Problem about Fermat numbers and order of an element

[demonelite123]

Let F_n = 2²ⁿ + 1 be the nth Fermat number and suppose that p|F_n, where p is a prime (possibly F_n itself). Show that 2^{2^{n+1}} \equiv 1 (mod p) so that ord_p(2)|2^{n+1}. Use this to show that ord_p(2) = 2^{n+1}.

So far i have shown that 2^{2^{n+1}} \equiv 1 (mod p) so that ord_p(2)|2^{n+1}. But what I'm having trouble showing now is that 2ⁿ⁺¹ is the smallest possible number k such that 2^k \equiv 1 (mod p). I know that the order of 2 must be some power of 2 so I have tried to use a contradiction argument assuming that there exists a 2^k such that 2^{2^k} \equiv 1 (mod p). then i have 2^{2^{n+1}} \equiv 2^{2^k} (mod p) so 2^{2^{n+1}-2^k} \equiv 1 (mod p). but i can't seem to find a contradiction.
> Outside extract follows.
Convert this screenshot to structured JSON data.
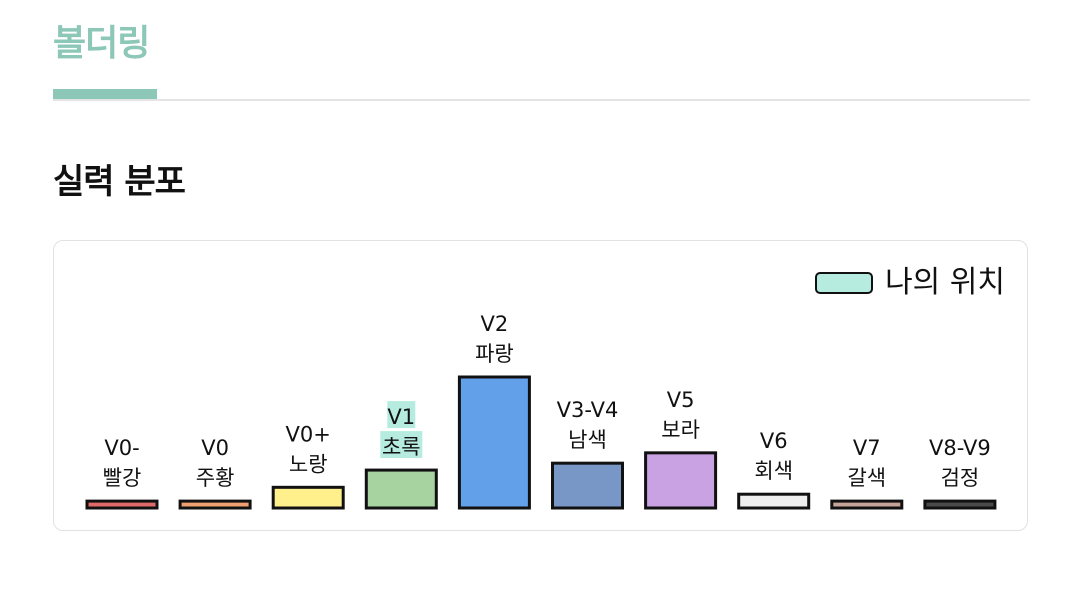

can someone give me some hints to continue? thanks.

 

[dodo]

2^{2^{n+1}-2^k} = 2^{\left(2^k + 2^{k+1} + 2^{k+2} + ... + 2^n\right)} = 2^{2^k} \cdot 2^{2^{k+1}} \cdot 2^{2^{k+2}} \cdot ~...~ \cdot 2^{2^n}, but 2^{2^k} was 1 modulo p... See if you can unwind the whole thing to get 2^{2^{k+1}} \equiv 1 \pmod p, at which point you can find your contradiction.

Be careful, however (you probably know this already), with arguments that cancel something on both sides of a congruency. 10 \equiv 6 \pmod 4, but 5 \not\equiv 3 \pmod 4. What you cancel out in your case are expressions congruent to 1 mod p, which, since they are 1 multiplying something, can be removed.

 

[demonelite123]

i think i know how to continue the problem. thanks for your reply!

 

[dodo]

Oops... I used a neat trick to conclude something stupid. Sorry, it was Sunday. :)

Successive squares of 2^{2^k} will also be congruent to 1, which contradicts the initial statement that 2^{2^n} \equiv -1 \pmod p (since p has to be odd to divide F_n).

 

[demonelite123]

ah yes that is what i have concluded as well. your first post still helped me to come to fact though!